The Court cannot subscribe to such proposition. By its own act of acknowledging the rights of respondent (in their June 7, 1991 Kasunduan) as a member of MUMI and his entitlement to not less than 2,880 sq m lot in the resettlement area and the corresponding disturbance compensation, petitioner is now estopped from claiming that he is not qualified to avail himself of the benefits in the contract.17 The Court further notes that it was because of petitioner’s representations that respondent was impelled to peacefully vacate the portion of the estate he was tilling.

Moreover, petitioner’s subsequent act of granting the same contractual benefits to another member of MUMI, who was also a caretaker,18 defeats any interpretation of the February 14, 1991 Kasunduan that only occupants of the estate in the concept of an owner may avail of such benefits.19

WHEREFORE, premises considered, the petition is DENIED. The August 31, 2005 Decision and the March 6, 2006 Resolution of the Court of Appeals in CA-G.R. CV No. 72194 are AFFIRMED.

SO ORDERED.

ANTONIO EDUARDO B. NACHURA
Associate Justice

WE CONCUR:

ANTONIO T. CARPIO
Associate Justice
Chairperson

MINITA V. CHICO-NAZARIO
Associate Justice
PRESBITERO J. VELASCO, JR.
Associate Justice

ROBERTO A. ABAD*
Associate Justice

A T T E S T A T I O N

I attest that the conclusions in the above resolution were reached in consultation before the case was assigned to the writer of the opinion of the Court’s Division.

ANTONIO T. CARPIO
Associate Justice
Chairperson

C E R T I F I C A T I O N

Pursuant to Article VIII, Section 13 of the Constitution, and the Division Chairperson's Attestation, it is hereby certified that the conclusions in the above resolution were reached in consultation before the case was assigned to the writer of the opinion of the Court.

LEONARDO A. QUISUMBING
Acting Chief Justice


Footnotes

* In lieu of Associate Justice Diosdado M. Peralta per Raffle dated August 12, 2009.

1 Penned by Presiding Justice Romeo A. Brawner (now deceased), with Associate Justices Edgardo P. Cruz and Jose C. Mendoza, concurring; rollo, pp. 27-40.

2 Penned by Associate Justice Edgardo P. Cruz, with Associate Justices Andres B. Reyes, Jr. and Fernanda Lampas-Peralta, concurring; rollo, p. 41.

3 Rollo, pp. 42-47.

4 Id. at 48-51.

5 Id. at 52.

6 Id. at 59-62.

7 Id. at 63-69.

8 Id. at 69.

9 Supra note 1.

10 Supra note 2.

11 Rollo, pp. 13-22.

12 Id. at 49-51.

13 Riser Airconditioning Services Corporation v. Confield Construction Development Corporation, G.R. No. 143273, September 20, 2004, 438 SCRA 471, 481.

14 Barredo v.

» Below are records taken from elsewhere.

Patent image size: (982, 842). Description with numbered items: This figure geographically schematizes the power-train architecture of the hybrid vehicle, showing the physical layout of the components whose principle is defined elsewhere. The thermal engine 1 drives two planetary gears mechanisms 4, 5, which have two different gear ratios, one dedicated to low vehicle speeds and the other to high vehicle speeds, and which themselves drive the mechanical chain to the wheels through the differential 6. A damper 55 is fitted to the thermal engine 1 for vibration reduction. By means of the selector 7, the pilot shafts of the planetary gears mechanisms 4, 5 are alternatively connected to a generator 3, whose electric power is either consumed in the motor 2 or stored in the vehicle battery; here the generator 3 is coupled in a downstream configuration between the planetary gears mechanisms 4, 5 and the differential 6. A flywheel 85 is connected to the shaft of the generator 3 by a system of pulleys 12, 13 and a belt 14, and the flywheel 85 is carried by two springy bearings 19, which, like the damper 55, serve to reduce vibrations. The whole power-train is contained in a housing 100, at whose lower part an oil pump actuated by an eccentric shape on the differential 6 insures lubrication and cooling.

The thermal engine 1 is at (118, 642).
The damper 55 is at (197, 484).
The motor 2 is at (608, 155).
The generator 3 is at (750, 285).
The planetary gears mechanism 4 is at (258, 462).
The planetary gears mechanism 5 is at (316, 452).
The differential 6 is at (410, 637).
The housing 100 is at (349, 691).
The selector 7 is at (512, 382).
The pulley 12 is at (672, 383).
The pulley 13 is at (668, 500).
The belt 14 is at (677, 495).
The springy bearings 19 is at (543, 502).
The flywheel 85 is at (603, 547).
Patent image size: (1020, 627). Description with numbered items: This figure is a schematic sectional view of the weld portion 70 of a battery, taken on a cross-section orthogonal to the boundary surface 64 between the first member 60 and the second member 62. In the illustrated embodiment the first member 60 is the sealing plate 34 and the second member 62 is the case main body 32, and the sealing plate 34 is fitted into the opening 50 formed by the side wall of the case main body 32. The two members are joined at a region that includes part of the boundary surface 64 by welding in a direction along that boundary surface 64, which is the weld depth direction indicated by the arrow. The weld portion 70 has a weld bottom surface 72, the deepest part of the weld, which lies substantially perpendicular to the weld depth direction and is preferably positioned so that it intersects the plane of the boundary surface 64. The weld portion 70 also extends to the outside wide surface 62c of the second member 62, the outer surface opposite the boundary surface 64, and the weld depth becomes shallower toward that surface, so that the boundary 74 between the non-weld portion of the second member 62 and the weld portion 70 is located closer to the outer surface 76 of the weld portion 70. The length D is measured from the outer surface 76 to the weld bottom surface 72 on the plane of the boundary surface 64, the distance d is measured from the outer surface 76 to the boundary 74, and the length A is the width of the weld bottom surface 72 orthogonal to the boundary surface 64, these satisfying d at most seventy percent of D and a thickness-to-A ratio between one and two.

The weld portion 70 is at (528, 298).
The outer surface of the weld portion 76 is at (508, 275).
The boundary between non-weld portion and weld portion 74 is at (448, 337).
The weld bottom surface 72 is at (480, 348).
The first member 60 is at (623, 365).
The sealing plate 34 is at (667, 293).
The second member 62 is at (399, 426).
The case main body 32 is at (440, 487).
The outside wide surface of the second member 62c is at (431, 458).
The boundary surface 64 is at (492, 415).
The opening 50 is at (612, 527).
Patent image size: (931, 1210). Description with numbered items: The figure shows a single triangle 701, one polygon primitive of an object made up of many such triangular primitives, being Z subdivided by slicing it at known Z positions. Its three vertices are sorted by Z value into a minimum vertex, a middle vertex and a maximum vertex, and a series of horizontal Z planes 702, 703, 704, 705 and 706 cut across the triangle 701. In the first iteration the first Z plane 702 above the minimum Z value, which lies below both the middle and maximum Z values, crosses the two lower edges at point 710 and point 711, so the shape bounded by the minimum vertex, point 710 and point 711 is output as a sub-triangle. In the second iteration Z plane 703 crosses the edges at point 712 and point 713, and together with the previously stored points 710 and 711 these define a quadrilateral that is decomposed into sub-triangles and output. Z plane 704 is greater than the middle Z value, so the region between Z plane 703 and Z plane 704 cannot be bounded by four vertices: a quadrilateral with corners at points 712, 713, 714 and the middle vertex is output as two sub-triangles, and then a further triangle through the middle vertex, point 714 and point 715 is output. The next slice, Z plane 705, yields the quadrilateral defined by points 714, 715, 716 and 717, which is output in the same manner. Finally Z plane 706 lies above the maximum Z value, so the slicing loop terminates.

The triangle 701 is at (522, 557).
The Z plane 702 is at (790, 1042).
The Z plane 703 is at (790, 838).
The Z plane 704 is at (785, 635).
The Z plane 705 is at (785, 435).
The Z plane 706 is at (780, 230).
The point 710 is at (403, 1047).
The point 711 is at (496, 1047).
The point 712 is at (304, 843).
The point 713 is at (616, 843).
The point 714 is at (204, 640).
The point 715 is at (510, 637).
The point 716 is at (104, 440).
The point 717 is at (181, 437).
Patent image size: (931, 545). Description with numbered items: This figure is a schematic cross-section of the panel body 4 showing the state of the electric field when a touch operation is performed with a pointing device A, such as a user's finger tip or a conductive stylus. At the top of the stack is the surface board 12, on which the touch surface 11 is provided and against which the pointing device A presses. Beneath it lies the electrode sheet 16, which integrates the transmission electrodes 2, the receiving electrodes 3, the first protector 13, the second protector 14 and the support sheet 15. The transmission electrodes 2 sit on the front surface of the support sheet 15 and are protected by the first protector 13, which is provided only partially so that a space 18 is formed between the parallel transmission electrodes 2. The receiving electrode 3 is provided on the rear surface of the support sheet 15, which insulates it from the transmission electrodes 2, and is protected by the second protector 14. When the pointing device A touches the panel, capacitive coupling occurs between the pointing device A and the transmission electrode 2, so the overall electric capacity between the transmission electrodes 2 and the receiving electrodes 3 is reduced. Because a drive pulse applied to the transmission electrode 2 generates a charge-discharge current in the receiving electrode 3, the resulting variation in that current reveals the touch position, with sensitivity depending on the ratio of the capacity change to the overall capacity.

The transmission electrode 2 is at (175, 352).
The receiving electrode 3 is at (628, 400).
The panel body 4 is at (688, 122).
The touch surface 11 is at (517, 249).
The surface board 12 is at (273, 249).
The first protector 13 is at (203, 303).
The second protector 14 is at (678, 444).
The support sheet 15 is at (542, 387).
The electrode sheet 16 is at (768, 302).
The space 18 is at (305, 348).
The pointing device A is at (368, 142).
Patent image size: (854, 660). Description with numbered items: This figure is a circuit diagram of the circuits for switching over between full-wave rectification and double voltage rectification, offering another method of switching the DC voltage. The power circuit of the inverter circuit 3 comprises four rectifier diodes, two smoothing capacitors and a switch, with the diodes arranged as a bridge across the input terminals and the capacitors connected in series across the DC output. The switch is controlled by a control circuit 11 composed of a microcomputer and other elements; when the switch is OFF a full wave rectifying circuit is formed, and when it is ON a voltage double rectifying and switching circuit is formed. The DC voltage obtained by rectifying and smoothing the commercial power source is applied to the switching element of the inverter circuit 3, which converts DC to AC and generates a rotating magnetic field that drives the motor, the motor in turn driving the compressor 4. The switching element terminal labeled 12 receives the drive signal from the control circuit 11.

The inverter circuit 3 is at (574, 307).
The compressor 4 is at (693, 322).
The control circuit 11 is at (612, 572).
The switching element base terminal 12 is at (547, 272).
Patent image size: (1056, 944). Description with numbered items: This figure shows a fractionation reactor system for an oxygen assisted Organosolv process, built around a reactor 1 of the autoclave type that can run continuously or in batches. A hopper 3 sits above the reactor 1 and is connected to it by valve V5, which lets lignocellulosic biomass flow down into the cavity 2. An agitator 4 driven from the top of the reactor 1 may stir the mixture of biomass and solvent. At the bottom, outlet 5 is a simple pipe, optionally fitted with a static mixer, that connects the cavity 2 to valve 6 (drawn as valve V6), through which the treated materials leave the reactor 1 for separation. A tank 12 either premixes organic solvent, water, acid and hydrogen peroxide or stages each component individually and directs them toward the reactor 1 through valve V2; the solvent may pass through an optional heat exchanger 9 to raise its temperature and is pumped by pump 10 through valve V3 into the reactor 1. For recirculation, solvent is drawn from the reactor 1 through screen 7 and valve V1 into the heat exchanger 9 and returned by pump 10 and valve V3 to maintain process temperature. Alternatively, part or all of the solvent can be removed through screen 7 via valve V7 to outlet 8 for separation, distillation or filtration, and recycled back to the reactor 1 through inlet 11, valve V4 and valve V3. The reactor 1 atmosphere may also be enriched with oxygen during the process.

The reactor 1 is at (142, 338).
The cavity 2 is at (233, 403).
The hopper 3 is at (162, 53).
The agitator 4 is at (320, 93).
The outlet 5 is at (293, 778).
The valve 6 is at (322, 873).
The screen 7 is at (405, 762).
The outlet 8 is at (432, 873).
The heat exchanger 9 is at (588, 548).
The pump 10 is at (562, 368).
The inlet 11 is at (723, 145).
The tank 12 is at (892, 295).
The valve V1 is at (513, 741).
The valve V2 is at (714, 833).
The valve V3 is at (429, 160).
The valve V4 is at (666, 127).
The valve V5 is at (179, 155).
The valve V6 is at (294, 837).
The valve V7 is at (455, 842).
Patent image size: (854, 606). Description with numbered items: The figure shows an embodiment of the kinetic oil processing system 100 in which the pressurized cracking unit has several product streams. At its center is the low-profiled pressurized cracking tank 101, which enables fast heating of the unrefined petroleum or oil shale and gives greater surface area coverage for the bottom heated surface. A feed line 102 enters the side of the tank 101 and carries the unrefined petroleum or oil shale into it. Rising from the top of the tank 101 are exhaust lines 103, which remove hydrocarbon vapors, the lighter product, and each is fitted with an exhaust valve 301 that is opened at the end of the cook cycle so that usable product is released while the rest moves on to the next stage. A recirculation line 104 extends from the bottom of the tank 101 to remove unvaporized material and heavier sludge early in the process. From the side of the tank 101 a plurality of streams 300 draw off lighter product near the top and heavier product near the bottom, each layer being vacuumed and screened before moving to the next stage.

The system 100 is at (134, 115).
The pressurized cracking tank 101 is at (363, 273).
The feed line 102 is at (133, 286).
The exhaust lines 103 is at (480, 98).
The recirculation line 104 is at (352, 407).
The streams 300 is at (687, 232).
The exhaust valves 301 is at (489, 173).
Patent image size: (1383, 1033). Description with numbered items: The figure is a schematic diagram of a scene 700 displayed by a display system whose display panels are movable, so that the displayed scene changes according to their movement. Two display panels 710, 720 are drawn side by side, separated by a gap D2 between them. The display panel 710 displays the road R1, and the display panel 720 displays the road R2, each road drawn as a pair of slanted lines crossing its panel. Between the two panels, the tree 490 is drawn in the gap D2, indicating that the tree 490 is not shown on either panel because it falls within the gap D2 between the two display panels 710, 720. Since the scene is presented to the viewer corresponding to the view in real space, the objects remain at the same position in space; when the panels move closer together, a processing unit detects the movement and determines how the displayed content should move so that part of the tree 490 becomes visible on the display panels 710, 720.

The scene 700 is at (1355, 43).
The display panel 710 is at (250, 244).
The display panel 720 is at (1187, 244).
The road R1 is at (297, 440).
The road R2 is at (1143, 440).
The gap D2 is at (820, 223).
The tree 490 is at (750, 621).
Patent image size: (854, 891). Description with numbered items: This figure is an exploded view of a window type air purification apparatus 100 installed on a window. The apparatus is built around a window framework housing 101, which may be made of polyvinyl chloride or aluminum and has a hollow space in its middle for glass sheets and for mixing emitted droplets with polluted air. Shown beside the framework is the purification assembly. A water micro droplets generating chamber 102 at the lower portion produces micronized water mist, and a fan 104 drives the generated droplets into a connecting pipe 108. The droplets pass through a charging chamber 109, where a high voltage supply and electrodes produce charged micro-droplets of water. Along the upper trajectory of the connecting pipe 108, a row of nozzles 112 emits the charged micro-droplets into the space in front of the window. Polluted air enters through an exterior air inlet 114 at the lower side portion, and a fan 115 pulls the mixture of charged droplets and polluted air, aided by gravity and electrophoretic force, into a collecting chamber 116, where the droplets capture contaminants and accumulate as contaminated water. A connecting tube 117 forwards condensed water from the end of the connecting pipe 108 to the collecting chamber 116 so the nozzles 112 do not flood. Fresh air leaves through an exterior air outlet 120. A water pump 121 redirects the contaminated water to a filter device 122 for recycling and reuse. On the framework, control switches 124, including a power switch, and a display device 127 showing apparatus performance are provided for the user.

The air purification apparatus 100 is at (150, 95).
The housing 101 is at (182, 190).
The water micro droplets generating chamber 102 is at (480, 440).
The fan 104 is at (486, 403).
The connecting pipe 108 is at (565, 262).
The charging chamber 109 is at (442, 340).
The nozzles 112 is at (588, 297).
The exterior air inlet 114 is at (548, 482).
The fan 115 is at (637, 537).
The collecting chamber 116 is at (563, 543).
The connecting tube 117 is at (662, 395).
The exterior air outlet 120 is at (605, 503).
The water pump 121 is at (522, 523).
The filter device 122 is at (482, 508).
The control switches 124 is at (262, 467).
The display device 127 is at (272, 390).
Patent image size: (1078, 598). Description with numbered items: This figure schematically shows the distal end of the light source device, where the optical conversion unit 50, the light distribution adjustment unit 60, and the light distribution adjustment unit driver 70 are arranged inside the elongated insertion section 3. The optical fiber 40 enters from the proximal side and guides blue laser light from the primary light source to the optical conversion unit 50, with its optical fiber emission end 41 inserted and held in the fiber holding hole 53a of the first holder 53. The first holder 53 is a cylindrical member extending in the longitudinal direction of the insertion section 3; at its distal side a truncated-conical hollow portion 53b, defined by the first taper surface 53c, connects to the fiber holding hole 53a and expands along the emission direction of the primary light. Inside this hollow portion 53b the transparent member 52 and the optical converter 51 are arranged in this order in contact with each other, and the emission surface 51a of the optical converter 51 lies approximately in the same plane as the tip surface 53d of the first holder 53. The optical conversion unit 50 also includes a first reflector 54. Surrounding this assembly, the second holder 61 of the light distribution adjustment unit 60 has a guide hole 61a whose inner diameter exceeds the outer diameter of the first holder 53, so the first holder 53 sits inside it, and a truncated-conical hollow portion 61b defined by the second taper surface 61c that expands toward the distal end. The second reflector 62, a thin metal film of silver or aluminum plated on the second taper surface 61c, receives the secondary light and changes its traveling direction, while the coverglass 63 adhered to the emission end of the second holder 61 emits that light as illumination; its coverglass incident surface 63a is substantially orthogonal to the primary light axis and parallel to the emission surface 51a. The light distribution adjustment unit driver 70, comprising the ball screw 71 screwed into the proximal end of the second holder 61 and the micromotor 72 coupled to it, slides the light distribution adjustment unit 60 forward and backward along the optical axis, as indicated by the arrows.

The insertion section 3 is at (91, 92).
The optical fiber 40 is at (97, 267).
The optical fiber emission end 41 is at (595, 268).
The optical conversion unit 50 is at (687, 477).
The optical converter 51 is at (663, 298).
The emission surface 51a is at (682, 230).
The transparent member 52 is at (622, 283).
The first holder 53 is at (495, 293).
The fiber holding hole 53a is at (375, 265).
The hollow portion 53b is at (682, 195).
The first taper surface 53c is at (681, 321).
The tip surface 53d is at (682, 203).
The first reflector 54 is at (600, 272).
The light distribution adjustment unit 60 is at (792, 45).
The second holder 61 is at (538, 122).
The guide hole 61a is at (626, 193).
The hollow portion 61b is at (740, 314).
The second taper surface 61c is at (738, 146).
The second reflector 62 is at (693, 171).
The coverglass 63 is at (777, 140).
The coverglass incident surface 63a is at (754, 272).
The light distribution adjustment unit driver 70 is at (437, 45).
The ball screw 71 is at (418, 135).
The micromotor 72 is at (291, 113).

Leaño, G.R. No. 156627, June 4, 2004, 431 SCRA 106, 113.

15 Rollo, p. 37.

16 Id. at 43.

17 Article 1431 of the Civil Code provides:

Art. 1431. Through estoppel an admission or representation is rendered conclusive upon the person making it, and cannot be denied or disproved as against the person relying thereon.

18 Rollo, pp. 65-66.

19 Article 1371 of the Civil Code provides:

Art. 1371. In order to judge the intention of the contracting parties, their contemporaneous and subsequent acts shall be principally considered.